Arthur Andersen, for a massive scheme to destroy documents related to
the Enron meltdown. "Tons of paper relating to the Enron audit were
promptly shredded as part of the orchestrated document destruction," a
federal indictment against Andersen alleged. "The shredder at the
Andersen office at the Enron building was used virtually constantly and,
to handle the overload, dozens of large trunks filled with Enron
documents were sent to Andersen's main Houston office to be shredded."
Andersen was convicted for illegal document destruction, effectively
putting the company out of business.

BAT, for operating worldwide programs supposedly designed to prevent
youth smoking but which actually make the practice more attractive to
kids (by suggesting smoking is an adult activity), continuing to deny
the harmful health effects of second-hand smoke, and working to oppose
efforts at the World Health Organization to adopt a strong Framework
Convention on Tobacco Control.

Caterpillar, for selling bulldozers to the Israeli Defense Forces (IDF),
which are used as an instrument of war to destroy Palestinian homes and
buildings. The IDF has destroyed more than 7,000 Palestinian homes since
the beginning of the Israeli occupation in 1967, leaving 30,000 people
homeless.

Citigroup, both for its deep involvement in the Enron and other
financial scandals and its predatory lending practices through its
recently acquired subsidiary The Associates. Citigroup paid $215 million
to resolve Federal Trade Commission (FTC) charges that The Associates
engaged in systematic and widespread deceptive and abusive lending practices.

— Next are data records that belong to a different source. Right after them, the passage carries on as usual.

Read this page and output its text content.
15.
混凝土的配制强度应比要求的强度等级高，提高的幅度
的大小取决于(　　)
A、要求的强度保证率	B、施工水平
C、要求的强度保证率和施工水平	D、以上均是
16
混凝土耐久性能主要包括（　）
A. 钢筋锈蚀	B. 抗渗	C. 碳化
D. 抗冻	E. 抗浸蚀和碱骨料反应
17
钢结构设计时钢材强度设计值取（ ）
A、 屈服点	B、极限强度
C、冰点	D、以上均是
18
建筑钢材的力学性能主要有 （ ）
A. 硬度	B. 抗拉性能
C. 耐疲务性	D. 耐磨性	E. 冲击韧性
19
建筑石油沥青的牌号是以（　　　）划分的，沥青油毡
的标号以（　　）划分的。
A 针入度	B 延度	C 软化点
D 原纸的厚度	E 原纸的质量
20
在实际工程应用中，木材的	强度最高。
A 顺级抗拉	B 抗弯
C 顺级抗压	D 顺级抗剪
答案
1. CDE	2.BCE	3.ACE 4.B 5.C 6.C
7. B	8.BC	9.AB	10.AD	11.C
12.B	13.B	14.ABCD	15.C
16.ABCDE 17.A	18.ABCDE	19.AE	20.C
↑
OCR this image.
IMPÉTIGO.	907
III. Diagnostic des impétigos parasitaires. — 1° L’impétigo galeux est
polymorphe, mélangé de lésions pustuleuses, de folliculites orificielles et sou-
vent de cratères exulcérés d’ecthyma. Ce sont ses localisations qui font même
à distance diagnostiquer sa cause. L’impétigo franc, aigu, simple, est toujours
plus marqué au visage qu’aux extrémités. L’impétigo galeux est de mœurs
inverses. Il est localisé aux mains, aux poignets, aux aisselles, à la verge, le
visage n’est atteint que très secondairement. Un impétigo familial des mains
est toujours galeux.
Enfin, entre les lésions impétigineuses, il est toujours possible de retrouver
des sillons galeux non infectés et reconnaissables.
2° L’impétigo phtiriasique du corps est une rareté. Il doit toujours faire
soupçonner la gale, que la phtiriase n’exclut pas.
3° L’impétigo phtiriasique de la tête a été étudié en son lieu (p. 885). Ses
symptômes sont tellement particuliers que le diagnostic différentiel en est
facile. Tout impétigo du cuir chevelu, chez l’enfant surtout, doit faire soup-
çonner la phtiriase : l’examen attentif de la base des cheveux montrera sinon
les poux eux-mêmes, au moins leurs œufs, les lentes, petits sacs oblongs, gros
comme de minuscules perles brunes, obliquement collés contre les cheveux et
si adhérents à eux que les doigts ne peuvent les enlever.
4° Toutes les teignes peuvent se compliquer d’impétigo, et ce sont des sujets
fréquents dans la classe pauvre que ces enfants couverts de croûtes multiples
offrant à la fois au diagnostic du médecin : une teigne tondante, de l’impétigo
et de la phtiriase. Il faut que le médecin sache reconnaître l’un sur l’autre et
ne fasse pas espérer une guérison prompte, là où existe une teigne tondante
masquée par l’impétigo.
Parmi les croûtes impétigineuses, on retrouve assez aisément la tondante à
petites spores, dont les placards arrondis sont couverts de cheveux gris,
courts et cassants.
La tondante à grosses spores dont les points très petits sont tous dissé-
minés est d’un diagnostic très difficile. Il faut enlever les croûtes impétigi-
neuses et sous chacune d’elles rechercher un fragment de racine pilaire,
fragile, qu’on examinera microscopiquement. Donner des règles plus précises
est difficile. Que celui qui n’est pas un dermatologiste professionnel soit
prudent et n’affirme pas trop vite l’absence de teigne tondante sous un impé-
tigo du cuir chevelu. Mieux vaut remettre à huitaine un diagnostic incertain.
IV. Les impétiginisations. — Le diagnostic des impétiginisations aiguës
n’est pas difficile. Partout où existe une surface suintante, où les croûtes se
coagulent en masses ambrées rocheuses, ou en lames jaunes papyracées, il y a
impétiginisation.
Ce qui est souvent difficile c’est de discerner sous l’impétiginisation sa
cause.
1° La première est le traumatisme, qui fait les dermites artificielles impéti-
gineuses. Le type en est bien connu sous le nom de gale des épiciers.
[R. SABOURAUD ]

DynCorp, a controversial private firm which subcontracts military
services with the Defense Department, for flying planes that spray
herbicides on coca crops in Colombia. Farmers on the ground allege that
the herbicides are killing their legal crops, and exposing them to
dangerous toxins.

M&M/Mars, for responding tepidly to revelations about child slaves in
the West African fields where much of the world's cocoa is grown, and
refusing to commit to purchase a modest 5 percent of its product from
Fair Trade providers.

Procter & Gamble, the maker of Folger's coffee and part of the coffee
roaster oligopoly, for failing to take action to address plummeting
coffee bean prices. Low prices have pushed tens of thousands of farmers
in Central America, Ethiopia, Uganda and elsewhere to the edge of
survival, or destroyed their means of livelihood altogether.

Schering Plough, for a series of scandals, most prominently allegation
of repeated failure over recent years to fix problems in manufacturing
dozens of drugs at four of its facilities in New Jersey and Puerto Rico.
Schering paid $500 million to settle the case with the Food and Drug 
Administration.

Shell Oil, for continuing business as usual as one of the world's
leading environmental violators -- while marketing itself as a socially
and environmentally responsible company.

Wyeth, for using duplicitous means, and without sufficient scientific
proof, to market hormone replacement therapy (HRT) to women as a
fountain of youth. Scientific evidence reported in 2002 showed that
long-term HRT actually threatens women's lives, by increasing the risks
of breast cancer, heart attack, stroke and pulmonary embolism.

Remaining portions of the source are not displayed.